Q.3. The means of two samples of sizes 50 and 100 respectively are 54.1 and 50.3 and the standard deviations are 8 and 7. Find the mean and standard deviation of the sample of size 150 obtained by combining the two samples

If you don't know how to do it, break it down in terms you know.

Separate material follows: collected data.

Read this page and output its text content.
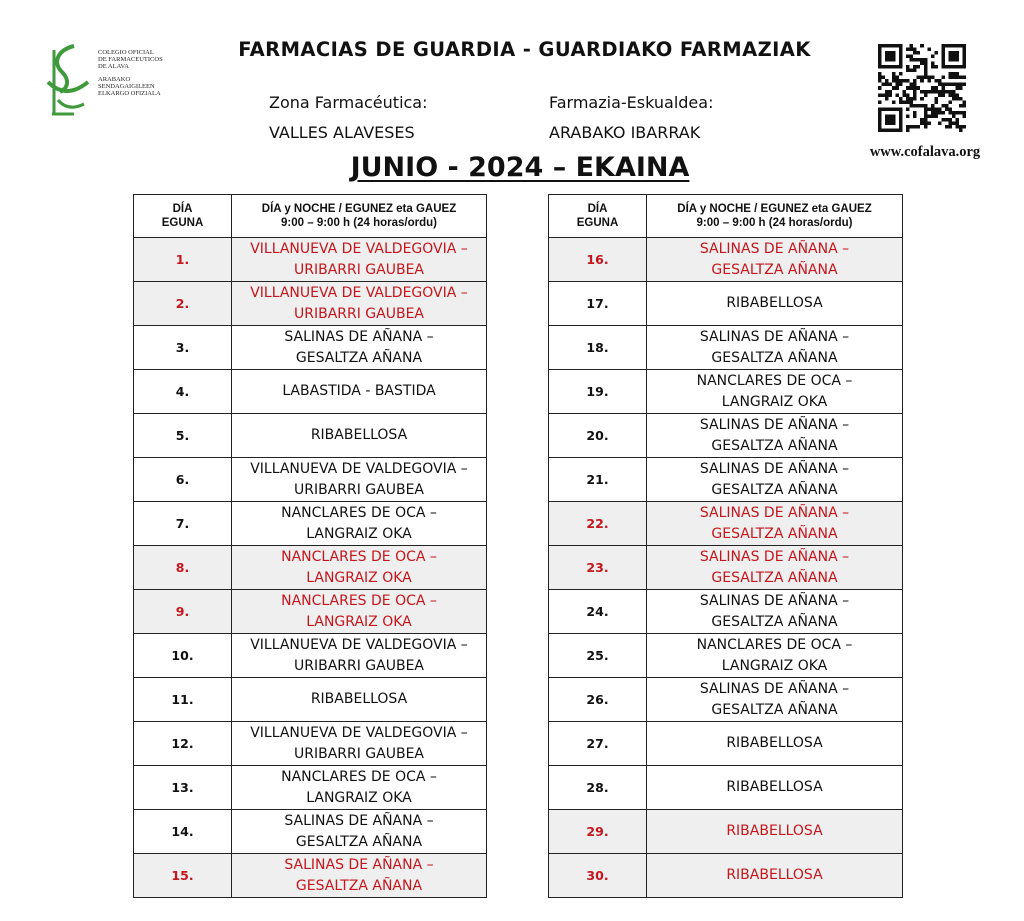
COLEGIO OFICIAL
DE FARMACEUTICOS
DE ALAVA
ARABAKO
SENDAGAIGILEEN
ELKARGO OFIZIALA
FARMACIAS DE GUARDIA - GUARDIAKO FARMAZIAK
Zona Farmacéutica:
VALLES ALAVESES
Farmazia-Eskualdea:
ARABAKO IBARRAK
www.cofalava.org
JUNIO - 2024 – EKAINA
DÍA
EGUNA	DÍA y NOCHE / EGUNEZ eta GAUEZ
9:00 – 9:00 h (24 horas/ordu)
1.	VILLANUEVA DE VALDEGOVIA –
URIBARRI GAUBEA

2.	VILLANUEVA DE VALDEGOVIA –
URIBARRI GAUBEA

3.	SALINAS DE AÑANA –
GESALTZA AÑANA

4.	LABASTIDA - BASTIDA

5.	RIBABELLOSA

6.	VILLANUEVA DE VALDEGOVIA –
URIBARRI GAUBEA

7.	NANCLARES DE OCA –
LANGRAIZ OKA

8.	NANCLARES DE OCA –
LANGRAIZ OKA

9.	NANCLARES DE OCA –
LANGRAIZ OKA

10.	VILLANUEVA DE VALDEGOVIA –
URIBARRI GAUBEA

11.	RIBABELLOSA

12.	VILLANUEVA DE VALDEGOVIA –
URIBARRI GAUBEA

13.	NANCLARES DE OCA –
LANGRAIZ OKA

14.	SALINAS DE AÑANA –
GESALTZA AÑANA

15.	SALINAS DE AÑANA –
GESALTZA AÑANA
DÍA
EGUNA	DÍA y NOCHE / EGUNEZ eta GAUEZ
9:00 – 9:00 h (24 horas/ordu)
16.	SALINAS DE AÑANA –
GESALTZA AÑANA

17.	RIBABELLOSA

18.	SALINAS DE AÑANA –
GESALTZA AÑANA

19.	NANCLARES DE OCA –
LANGRAIZ OKA

20.	SALINAS DE AÑANA –
GESALTZA AÑANA

21.	SALINAS DE AÑANA –
GESALTZA AÑANA

22.	SALINAS DE AÑANA –
GESALTZA AÑANA

23.	SALINAS DE AÑANA –
GESALTZA AÑANA

24.	SALINAS DE AÑANA –
GESALTZA AÑANA

25.	NANCLARES DE OCA –
LANGRAIZ OKA

26.	SALINAS DE AÑANA –
GESALTZA AÑANA

27.	RIBABELLOSA

28.	RIBABELLOSA

29.	RIBABELLOSA

30.	RIBABELLOSA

\bar{x} = \frac{\Sigma x}{50} = 54.1

\Sigma x = 54.1(50)

\bar{y} = \frac{\Sigma y}{100} = 50.3

\Sigma x = 50.3(100)

\sigma(x) = \sqrt{\frac{\Sigma^2 x}{50} - \(\frac{\Sigma x}{50}\)^2} = 8

\frac{\Sigma^2 x}{50} - (54.1)^2 = 8^2

\Sigma^2 x = 50(8^2 + (54.1)^2)

\sigma(y) = \sqrt{\frac{\Sigma^2 y}{100} - \(\frac{\Sigma y}{100}\)^2} = 7

\frac{\Sigma^2 y}{100} - (50.3)^2 = 7^2

\Sigma^2 y = 100(7^2 + (50.3)^2)

From there, you can add both, since both are sums, and then use the mean and standard deviation formulae to get the required.